Failover Overview

In the multi-cluster scenario, user workloads may be deployed in multiple clusters to improve service high availability. In Karmada, when a cluster fails or the user does not want to continue running workloads on a cluster, the cluster status will be marked as unavailable and some taints will be added.

After detecting a cluster fault, the taint-manager will evict workloads from the fault cluster. And then the evicted workloads will be scheduled to other clusters that are the best-fit. In this way, the fail-over is achieved, and this ensures the high availability and continuity of user services.

Why Failover Is Required

The following describes some scenarios of multi-cluster failover:

  • The administrator deploys an offline application on the Karmada control plane and distributes the Pod instances to multiple clusters. When a cluster becomes faulty, the administrator wants Karmada to migrate Pod instances in the faulty cluster to other clusters that meet proper conditions.
  • A common user deploys an online application on a cluster through the Karmada control plane. The application includes database instances, server instances, and configuration files. The application is exposed through the ELB on the control plane. In this case, a cluster is faulty. The customer wants to migrate the entire application to another suitable cluster. During the application migration, ensure that the service is uninterrupted.
  • After an administrator upgrades a cluster, the container network and storage devices used as infrastructure in the cluster are changed. The administrator wants to migrate applications in the cluster to another proper cluster before the cluster upgrade. During the migration, services must be continuously provided.
  • ……

How to Perform Failover

Failover Overview - 图1

The user has joined three clusters in Karmada: member1, member2, and member3. A Deployment named foo, which has 2 replicas, is deployed on the karmada control-plane. The deployment is distributed to cluster member1 and member2 by using PropagationPolicy.

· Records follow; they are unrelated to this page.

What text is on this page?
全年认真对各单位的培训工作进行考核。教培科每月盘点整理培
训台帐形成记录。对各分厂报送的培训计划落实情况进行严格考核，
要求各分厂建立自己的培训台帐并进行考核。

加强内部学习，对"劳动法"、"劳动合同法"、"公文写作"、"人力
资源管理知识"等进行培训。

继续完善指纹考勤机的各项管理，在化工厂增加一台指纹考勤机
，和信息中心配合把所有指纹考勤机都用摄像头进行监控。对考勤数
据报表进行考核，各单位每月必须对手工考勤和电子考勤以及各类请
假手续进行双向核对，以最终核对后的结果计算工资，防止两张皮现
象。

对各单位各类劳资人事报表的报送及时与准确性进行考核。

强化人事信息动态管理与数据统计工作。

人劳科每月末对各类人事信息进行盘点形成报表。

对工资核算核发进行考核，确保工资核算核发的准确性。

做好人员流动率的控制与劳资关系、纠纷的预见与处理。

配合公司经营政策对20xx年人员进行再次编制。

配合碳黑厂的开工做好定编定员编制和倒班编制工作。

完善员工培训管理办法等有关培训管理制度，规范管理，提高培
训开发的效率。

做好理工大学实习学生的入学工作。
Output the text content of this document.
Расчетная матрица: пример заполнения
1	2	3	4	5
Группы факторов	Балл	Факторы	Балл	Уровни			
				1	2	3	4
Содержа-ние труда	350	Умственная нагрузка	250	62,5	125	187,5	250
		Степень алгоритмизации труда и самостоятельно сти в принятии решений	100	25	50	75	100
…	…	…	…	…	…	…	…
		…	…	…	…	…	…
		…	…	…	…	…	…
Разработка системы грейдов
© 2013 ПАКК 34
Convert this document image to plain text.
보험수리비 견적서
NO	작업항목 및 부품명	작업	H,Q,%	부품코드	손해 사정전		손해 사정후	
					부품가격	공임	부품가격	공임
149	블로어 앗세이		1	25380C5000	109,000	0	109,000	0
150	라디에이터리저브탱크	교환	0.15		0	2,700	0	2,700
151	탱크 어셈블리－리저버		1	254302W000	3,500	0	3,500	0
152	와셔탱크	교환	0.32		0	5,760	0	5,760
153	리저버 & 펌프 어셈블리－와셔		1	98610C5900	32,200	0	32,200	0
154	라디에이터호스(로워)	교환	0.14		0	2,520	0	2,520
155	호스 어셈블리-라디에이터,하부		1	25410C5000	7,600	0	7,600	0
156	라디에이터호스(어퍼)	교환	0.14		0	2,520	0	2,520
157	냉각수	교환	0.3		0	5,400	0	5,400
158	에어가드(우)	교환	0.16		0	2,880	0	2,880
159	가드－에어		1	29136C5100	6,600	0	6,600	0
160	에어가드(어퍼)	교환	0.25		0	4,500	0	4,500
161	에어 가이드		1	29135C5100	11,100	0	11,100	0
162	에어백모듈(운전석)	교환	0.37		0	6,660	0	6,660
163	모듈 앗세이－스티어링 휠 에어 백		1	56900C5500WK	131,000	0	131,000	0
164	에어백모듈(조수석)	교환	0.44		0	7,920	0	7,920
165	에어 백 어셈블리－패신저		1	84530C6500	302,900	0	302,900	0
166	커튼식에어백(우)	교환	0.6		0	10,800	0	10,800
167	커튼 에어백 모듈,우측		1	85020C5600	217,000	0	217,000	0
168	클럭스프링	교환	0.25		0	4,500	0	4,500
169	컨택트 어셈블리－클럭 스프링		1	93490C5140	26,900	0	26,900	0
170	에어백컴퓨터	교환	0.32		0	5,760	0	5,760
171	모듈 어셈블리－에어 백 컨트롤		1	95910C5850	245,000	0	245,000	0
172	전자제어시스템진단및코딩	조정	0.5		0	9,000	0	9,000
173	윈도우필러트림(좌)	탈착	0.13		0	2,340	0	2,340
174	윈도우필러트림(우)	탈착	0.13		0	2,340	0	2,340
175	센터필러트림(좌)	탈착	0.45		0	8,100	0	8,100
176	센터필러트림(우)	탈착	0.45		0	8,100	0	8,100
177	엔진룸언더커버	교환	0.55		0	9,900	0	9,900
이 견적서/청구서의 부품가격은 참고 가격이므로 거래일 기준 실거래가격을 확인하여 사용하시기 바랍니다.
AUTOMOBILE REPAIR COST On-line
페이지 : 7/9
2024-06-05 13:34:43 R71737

When cluster member1 fails, pod instances on the cluster are evicted and migrated to cluster member2 or the new cluster member3. This different migration behavior can be controlled by the replica scheduling policy ReplicaSchedulingStrategy of PropagationPolicy/ClusterPropagationPolicy.

How Do I Enable the Feature?

The failover feature is controlled by the Failover feature gate. Failover feature gate is disabled by default for now, which should be explicitly enabled to avoid unexpected incidents. You can enable it in the karmada-controller-manager:

  1. --feature-gates=Failover=true

In addition, if the feature GracefulEviction is enabled, the eviction will be very smooth, that is, the removal of evicted workloads will be delayed until the workloads are available on new clusters or reach the maximum grace period.

The graceful eviction feature is controlled by the Failover and GracefulEviction feature gates. GracefulEviction feature gate is enabled by default for now. You can enable the Failover and GracefulEviction feature gates of karmada-controller-manager:

  1. --feature-gates=Failover=true,GracefulEviction=true